ともかくこれまでは絶対に価値が落ちないものとして扱ってきました。何しろアメリカ経済は今も未来も絶好調でドルは基軸通貨なんで、心配する必要がなかったわけです。

【アメリカ国債の調達方法】
しかし、ここに来て金融機関を救うためのお金をどうやって調達するのかということに関心が向きつつあります。アメリカは世界中に借金(対外債務:2000兆円)をしていますが、同時に世界中から投資(対外資産:1650兆円)を集めています。差し引き350兆円。
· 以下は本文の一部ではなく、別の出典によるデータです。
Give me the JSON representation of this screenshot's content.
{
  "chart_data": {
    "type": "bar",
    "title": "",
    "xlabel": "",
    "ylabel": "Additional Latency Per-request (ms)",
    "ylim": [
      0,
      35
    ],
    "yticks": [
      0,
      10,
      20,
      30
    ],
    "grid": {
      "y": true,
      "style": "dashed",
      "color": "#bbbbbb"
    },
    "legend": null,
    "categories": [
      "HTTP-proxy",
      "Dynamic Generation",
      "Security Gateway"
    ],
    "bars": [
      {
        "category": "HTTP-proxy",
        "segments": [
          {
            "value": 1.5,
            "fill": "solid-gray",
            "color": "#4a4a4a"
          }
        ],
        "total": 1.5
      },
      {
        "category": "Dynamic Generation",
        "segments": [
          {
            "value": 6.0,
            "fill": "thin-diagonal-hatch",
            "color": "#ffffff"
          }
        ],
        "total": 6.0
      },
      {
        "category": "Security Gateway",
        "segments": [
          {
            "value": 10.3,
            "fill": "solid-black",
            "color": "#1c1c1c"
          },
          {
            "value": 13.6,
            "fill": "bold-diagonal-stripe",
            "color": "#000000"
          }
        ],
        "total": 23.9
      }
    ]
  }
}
この差し引きに1年間で一気に228兆円も負債が増えるわけです。これまで世界中がこつこつと積み重ねてきた金額と比べると大変な金額です。しかも、金融機関に投入された資金はどこに行くのでしょう?日本のバブル崩壊の時もそうでしたが、きちんと実体経済に必要な資金として、投資が行われ、企業に適正な貸し付けが行われることは考えにくいのです。

【使わざるを得ないバズーカ砲】
さらに言うと70兆円なんて全然足りない。しかももう35兆円も使ってしまいました。ポールソン長官がバズーカ砲はあると言うことを見せれば使う必要がないと言っていたにもかかわらずです。現状で金融機関を救うためにはさらにもっと必要です。

【負のスパイラル】
でも、これは負の連鎖です。金融機関を救うためには、アメリカ国債を発行して、FRBがそれを購入して、その金額を金融機関に送金する必要がある。しかし、発行すればするほどアメリカ国債の価値が下がり、追加でさらに資金が必要になる。だから、もっと資金供給してもらうために…、、。これがどんどんと繰り返されれば、さらにドルの価値が大きく下がるわけです。下がればさらに下がった担保価値を埋めるためにさらにドル資金が必要です。まるで奈落の底に落下するがごとく負の連鎖がとまりません。

【資本主義経済の終焉:社会主義経済への転換】
さらに各国中央銀行による資金供給をマスコミは無制限の資金供給ということを報道しています。でも歴史的に重要な意味はもっと他にあります。それは中央銀行が自分で決めた固定レートで資金を供給するということです。こんなことをやっているのは中国しかありません。要するに通常は市場原理によって供給レートが決まるのですが、今は資本主義を捨てて、社会主義経済の政策をとったわけです。さらに、どんどんと金融機関を国有化していっています。まさしく、資本主義経済をかなぐり捨てて、とにかく危機的事態の収束をはかっているわけです。

【アメリカの信用】
繰り返しますが、金融機関を救うための資金供給には担保が必ず必要です。それはアメリカという国の信用性なわけです。国債を買っても将来きちんと利息が付いて返済されるという信用性。日本の不良債権処理の時は、日本という国が持つ全資産(国民の貯金)と不良債権を抱えている金融機関の資産を比べて、遙かに大きな資産を日本が持っていました。国有化すれば、大きな担保価値を持つ資産が会ったのです。しかし今は、アメリカ国債はそのほとんどがアメリカ以外で購入されている。しかもアメリカ国民の貯蓄は元々少ない上に、さらに毎年マイナス方向に進んでいっている。アメリカという国が将来も経済成長を続けるという期待のみが担保なのです。でも、現時点でそれもかなり怪しくなってきている。G8共同で声明を出して、資金供給を始めた時、株価は世界中で大幅に上昇しましたが、アメリカ国債の価格はほとんど反応がありませんでした。

【最悪の事態を少しでも回避するために】
既に中川財務大臣は先のG7で表明していますが、日本は金融機関救済のために必要なドル供給を助けるために、かなりの額をアメリカに援助するでしょう。とにかく世界中が直球勝負、プライドも資本主義経済もかなぐり捨ててドル暴落、世界同時大不況、ブロック経済圏の形成、そして第3次世界大戦という最悪の事態を回避するために、懸命の努力を続けています。先進国同士が戦争に突入する確率は、同じ民主主義国家同士であることから言っても、ほぼ100%ありませんが、新興国、特に民主主義ではない政治体制の新興国が深刻な経済的ダメージを負ったときに、先進国の動きにどれだけ同調し、協調行動を取れるのか。自国だけの都合によって、協調行動から離脱し、貿易を勝手に制限する事態になれば、第2次世界大戦と同じ道を歩むことになります。